There is no need to think that this is
a management mistake or a miscalculation. No,
Gazprom was deliberately designed and
organized to work this way. Today we were talking
about the people around Putin.
Gref, by the way, was there too 30
years ago, in the 1990s. These people sat in the same
offices at St. Petersburg City Hall.
Back then, people still unknown to anyone would come to them:
Timchenko, the Rotenbergs, and Nikolai Yegorov.
The new pipe plant comes from the same circle. They
studied together with Putin in graduate school.
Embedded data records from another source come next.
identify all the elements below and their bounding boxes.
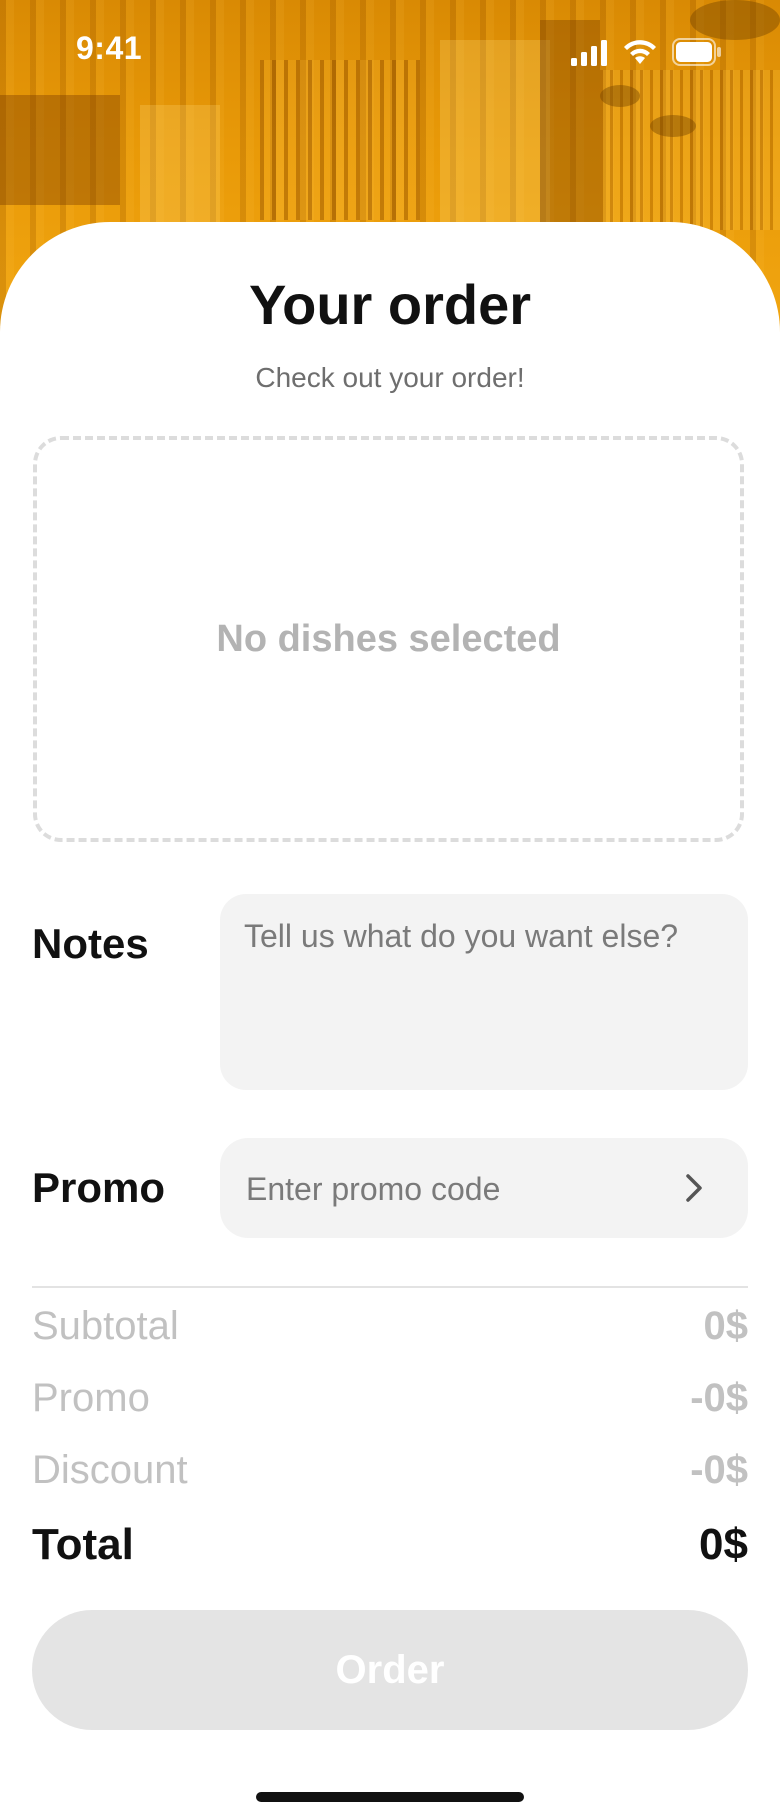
subtotal-label: Subtotal bbox=[32, 1304, 179, 1348]
notes-label: Notes bbox=[32, 920, 149, 967]
page-title: Your order bbox=[248, 273, 532, 336]
order-sheet: Your order Check out your order! No dish… bbox=[0, 222, 780, 1814]
summary-row-promo: Promo -0$ bbox=[32, 1376, 748, 1436]
signal-icon bbox=[571, 40, 607, 66]
hero-window-shape bbox=[0, 95, 120, 205]
chevron-right-icon[interactable] bbox=[684, 1172, 704, 1204]
home-indicator bbox=[256, 1792, 524, 1802]
empty-dishes-text: No dishes selected bbox=[216, 617, 561, 660]
discount-value: -0$ bbox=[690, 1448, 748, 1492]
order-button[interactable]: Order bbox=[32, 1610, 748, 1730]
status-bar: 9:41 bbox=[0, 0, 780, 100]
hero-window-shape bbox=[140, 105, 220, 225]
summary-row-total: Total 0$ bbox=[32, 1520, 748, 1580]
hero-lamp-shape bbox=[650, 115, 696, 137]
subtotal-value: 0$ bbox=[703, 1304, 749, 1348]
promo-summary-value: -0$ bbox=[690, 1376, 748, 1420]
page-subtitle: Check out your order! bbox=[255, 362, 525, 393]
promo-summary-label: Promo bbox=[32, 1376, 150, 1420]
dish-list-empty-state: No dishes selected bbox=[33, 436, 744, 842]
total-label: Total bbox=[32, 1520, 134, 1569]
total-value: 0$ bbox=[699, 1520, 748, 1569]
promo-label: Promo bbox=[32, 1164, 166, 1211]
promo-code-field[interactable] bbox=[220, 1138, 748, 1240]
summary-row-discount: Discount -0$ bbox=[32, 1448, 748, 1508]
notes-field[interactable] bbox=[220, 894, 748, 1090]
discount-label: Discount bbox=[32, 1448, 188, 1492]
summary-row-subtotal: Subtotal 0$ bbox=[32, 1304, 748, 1364]
battery-icon bbox=[672, 38, 721, 66]
promo-code-input[interactable] bbox=[244, 1138, 648, 1240]
wifi-icon bbox=[624, 40, 656, 64]
status-time: 9:41 bbox=[76, 30, 143, 66]
summary-divider bbox=[32, 1286, 748, 1288]
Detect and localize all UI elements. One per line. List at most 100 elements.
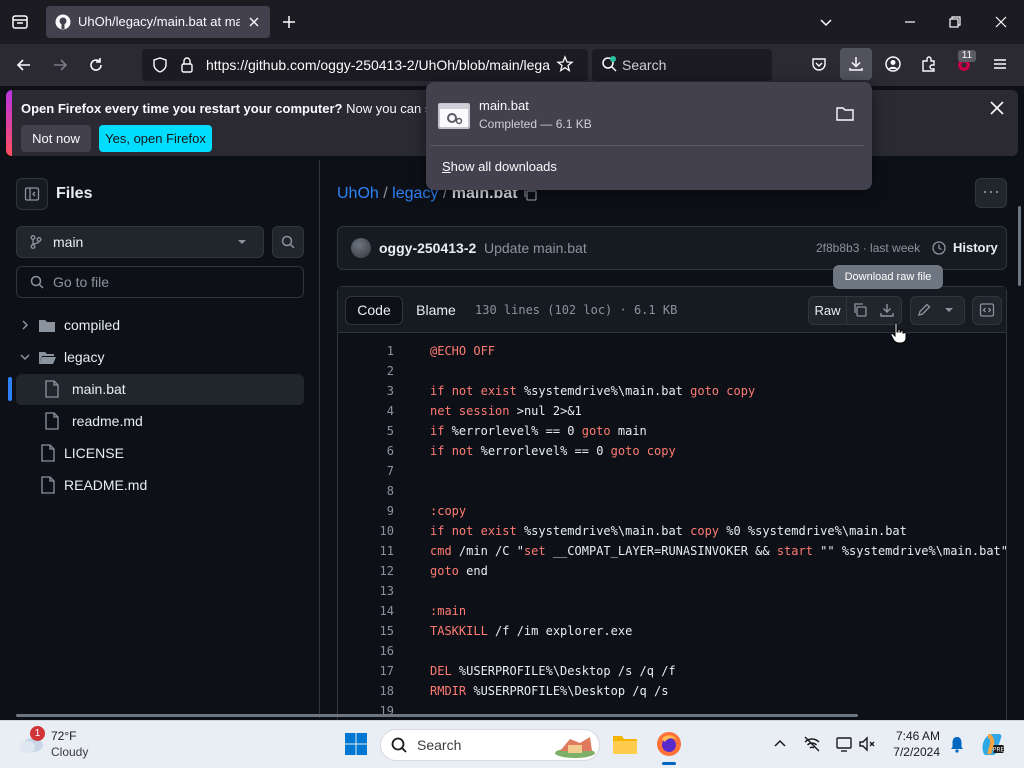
line-number[interactable]: 11 [338, 541, 394, 561]
line-number[interactable]: 3 [338, 381, 394, 401]
search-highlight-icon[interactable] [552, 731, 598, 759]
line-number[interactable]: 7 [338, 461, 394, 481]
weather-description[interactable]: Cloudy [51, 745, 88, 759]
symbols-icon [979, 302, 995, 318]
firefox-taskbar-icon[interactable] [656, 731, 682, 757]
edit-pencil-icon[interactable] [916, 302, 932, 318]
chevron-down-icon[interactable] [19, 351, 31, 363]
notification-bell-icon[interactable] [948, 735, 966, 753]
more-options-button[interactable]: ··· [975, 178, 1007, 208]
weather-temperature[interactable]: 72°F [51, 729, 76, 743]
line-number[interactable]: 8 [338, 481, 394, 501]
commit-message[interactable]: Update main.bat [484, 240, 587, 256]
line-number[interactable]: 18 [338, 681, 394, 701]
volume-muted-icon[interactable] [858, 735, 876, 753]
line-number[interactable]: 13 [338, 581, 394, 601]
bookmark-star-icon[interactable] [556, 55, 574, 73]
search-bar[interactable] [592, 49, 772, 81]
tracking-protection-icon[interactable] [151, 56, 169, 74]
download-file-name[interactable]: main.bat [479, 98, 529, 113]
line-number[interactable]: 19 [338, 701, 394, 721]
code-keyword: goto [430, 564, 459, 578]
line-number[interactable]: 1 [338, 341, 394, 361]
line-content: net session >nul 2>&1 [430, 404, 582, 418]
vertical-scrollbar[interactable] [1018, 206, 1021, 286]
close-notification-icon[interactable] [988, 99, 1006, 117]
folder-open-icon [38, 349, 56, 365]
not-now-button[interactable]: Not now [21, 125, 91, 152]
reload-icon[interactable] [86, 55, 106, 75]
line-number[interactable]: 10 [338, 521, 394, 541]
line-number[interactable]: 14 [338, 601, 394, 621]
list-all-tabs-icon[interactable] [818, 14, 834, 30]
copy-raw-icon[interactable] [852, 302, 868, 318]
line-number[interactable]: 17 [338, 661, 394, 681]
line-number[interactable]: 16 [338, 641, 394, 661]
tree-item-legacy[interactable]: legacy [64, 349, 104, 365]
code-keyword: if [430, 524, 445, 538]
download-raw-tooltip: Download raw file [833, 265, 943, 289]
line-number[interactable]: 9 [338, 501, 394, 521]
close-window-icon[interactable] [993, 14, 1009, 30]
tab-overview-icon[interactable] [10, 12, 30, 32]
edit-dropdown-caret-icon[interactable] [944, 306, 954, 314]
show-hidden-icons-chevron-icon[interactable] [773, 737, 787, 751]
back-icon[interactable] [14, 55, 34, 75]
pocket-icon[interactable] [810, 55, 828, 73]
sidebar-collapse-icon [24, 186, 40, 202]
line-number[interactable]: 6 [338, 441, 394, 461]
minimize-icon[interactable] [902, 14, 918, 30]
extensions-icon[interactable] [920, 55, 938, 73]
tree-item-readme-lower[interactable]: readme.md [72, 413, 143, 429]
line-number[interactable]: 12 [338, 561, 394, 581]
clock-date[interactable]: 7/2/2024 [880, 745, 940, 759]
copilot-icon[interactable]: PRE [979, 731, 1005, 757]
show-all-downloads-button[interactable]: Show all downloads [442, 159, 557, 174]
line-number[interactable]: 5 [338, 421, 394, 441]
url-text[interactable]: https://github.com/oggy-250413-2/UhOh/bl… [206, 57, 550, 73]
svg-text:PRE: PRE [993, 747, 1005, 754]
file-icon [40, 476, 56, 494]
code-keyword: set [523, 544, 546, 558]
download-icon [847, 55, 865, 73]
chevron-right-icon[interactable] [19, 319, 31, 331]
network-disabled-icon[interactable] [803, 735, 821, 753]
line-content: if not exist %systemdrive%\main.bat goto… [430, 384, 756, 398]
tree-item-compiled[interactable]: compiled [64, 317, 120, 333]
menu-icon[interactable] [991, 55, 1009, 73]
line-number[interactable]: 15 [338, 621, 394, 641]
yes-open-firefox-button[interactable]: Yes, open Firefox [99, 125, 212, 152]
forward-icon[interactable] [50, 55, 70, 75]
line-number[interactable]: 4 [338, 401, 394, 421]
restore-icon[interactable] [947, 14, 963, 30]
taskbar-search-icon [390, 736, 408, 754]
close-tab-icon[interactable] [246, 14, 262, 30]
code-tab[interactable]: Code [345, 296, 403, 325]
download-raw-icon[interactable] [879, 302, 895, 318]
breadcrumb-repo-link[interactable]: UhOh [337, 185, 379, 202]
new-tab-icon[interactable] [281, 14, 297, 30]
weather-alert-badge: 1 [30, 726, 45, 741]
avatar[interactable] [351, 238, 371, 258]
history-button[interactable]: History [953, 240, 998, 255]
commit-author[interactable]: oggy-250413-2 [379, 240, 476, 256]
account-icon[interactable] [884, 55, 902, 73]
raw-button[interactable]: Raw [809, 296, 847, 325]
commit-meta[interactable]: 2f8b8b3 · last week [816, 241, 920, 255]
go-to-file-placeholder: Go to file [53, 274, 110, 290]
horizontal-scrollbar[interactable] [16, 714, 858, 717]
tree-item-main-bat[interactable]: main.bat [72, 381, 126, 397]
display-icon[interactable] [835, 735, 853, 753]
search-engine-icon[interactable] [600, 55, 618, 73]
code-line: 19 [338, 701, 1006, 721]
blame-tab[interactable]: Blame [408, 296, 464, 325]
tree-item-license[interactable]: LICENSE [64, 445, 124, 461]
tree-item-readme[interactable]: README.md [64, 477, 147, 493]
clock-time[interactable]: 7:46 AM [880, 729, 940, 743]
go-to-file-search-icon [29, 274, 45, 290]
lock-icon[interactable] [179, 56, 195, 74]
line-number[interactable]: 2 [338, 361, 394, 381]
open-folder-icon[interactable] [836, 106, 854, 122]
windows-start-icon[interactable] [344, 732, 368, 756]
file-explorer-icon[interactable] [612, 732, 638, 756]
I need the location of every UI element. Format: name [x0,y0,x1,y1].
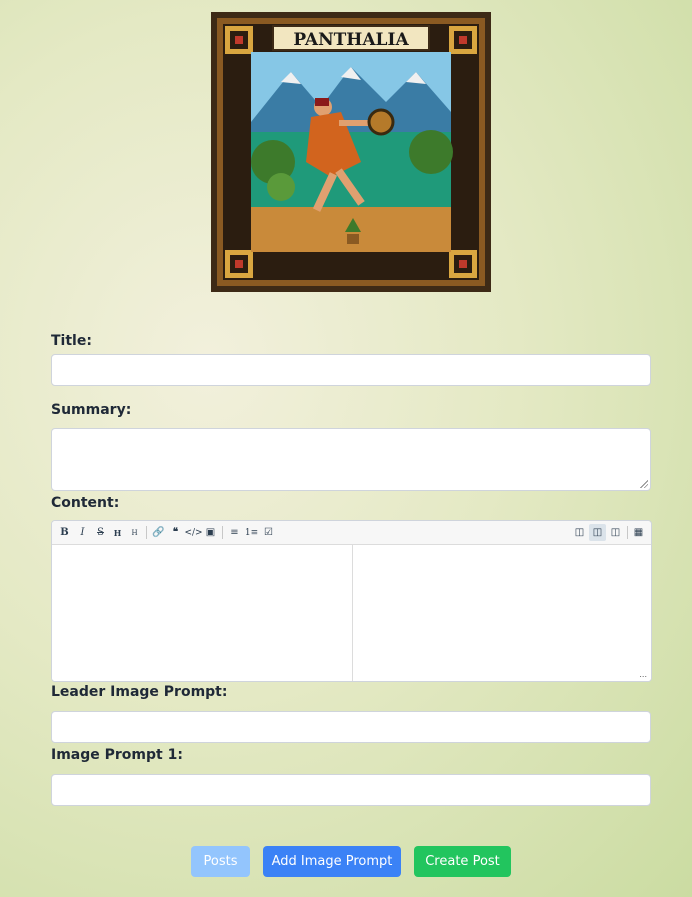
banner-title: PANTHALIA [293,30,409,50]
content-label: Content: [51,495,120,511]
image-prompt-1-input[interactable] [51,774,651,806]
fullscreen-preview-icon[interactable]: ◫ [607,524,624,541]
heading-icon[interactable]: H [109,524,126,541]
preview-icon[interactable]: ◫ [571,524,588,541]
add-image-prompt-button[interactable]: Add Image Prompt [263,846,401,877]
italic-icon[interactable]: I [74,524,91,541]
unordered-list-icon[interactable]: ≡ [226,524,243,541]
pixel-art-banner-icon: PANTHALIA [211,12,491,292]
summary-textarea[interactable] [51,428,651,491]
editor-preview-pane [353,545,651,681]
markdown-editor[interactable]: B I S H H 🔗 ❝ </> ▣ ≡ 1≡ ☑ ◫ ◫ ◫ ▦ ... [51,520,652,682]
image-icon[interactable]: ▣ [202,524,219,541]
bold-icon[interactable]: B [56,524,73,541]
side-by-side-icon[interactable]: ◫ [589,524,606,541]
ordered-list-icon[interactable]: 1≡ [243,524,260,541]
checklist-icon[interactable]: ☑ [260,524,277,541]
title-label: Title: [51,333,92,349]
banner-image: PANTHALIA [211,12,491,292]
heading-smaller-icon[interactable]: H [126,524,143,541]
title-input[interactable] [51,354,651,386]
image-prompt-1-label: Image Prompt 1: [51,747,183,763]
leader-prompt-input[interactable] [51,711,651,743]
editor-status: ... [639,670,647,679]
editor-toolbar: B I S H H 🔗 ❝ </> ▣ ≡ 1≡ ☑ ◫ ◫ ◫ ▦ [52,521,651,545]
quote-icon[interactable]: ❝ [167,524,184,541]
resize-grip-icon[interactable] [640,480,648,488]
posts-button[interactable]: Posts [191,846,250,877]
editor-input-pane[interactable] [52,545,352,681]
code-icon[interactable]: </> [184,524,202,541]
summary-label: Summary: [51,402,132,418]
create-post-button[interactable]: Create Post [414,846,511,877]
strikethrough-icon[interactable]: S [92,524,109,541]
link-icon[interactable]: 🔗 [150,524,167,541]
leader-prompt-label: Leader Image Prompt: [51,684,228,700]
fullscreen-icon[interactable]: ▦ [630,524,647,541]
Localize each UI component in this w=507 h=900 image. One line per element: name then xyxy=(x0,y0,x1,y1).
Medvedev was there too. He had joint business ventures
with the billionaire cellist Roldugin.
There are no random people there at all.
You understand — and there cannot be any, because
any sane person who found themselves
in Gazprom by accident
would immediately sound the alarm. This whole scheme
is glaringly obvious and could have become
the plot of some mafia TV series.
But unfortunately, this is our
everyday reality. But even here,
allow me a little optimism, which
is, by the way, shared by the dismissed authors
of the scandalous report: if Gazprom
gets new management — bluntly speaking, if
all that Putin-linked crookery is thrown out of there —
if the whole concept changes and the company
stops pouring money into useless
loss-making projects that nobody needs, then everything will quickly
fall into place.
It certainly will not be worth a trillion, but four times
more than Gazprom is worth now — maybe. Let us
try to make that happen as soon
as possible. Thank you for watching our channel.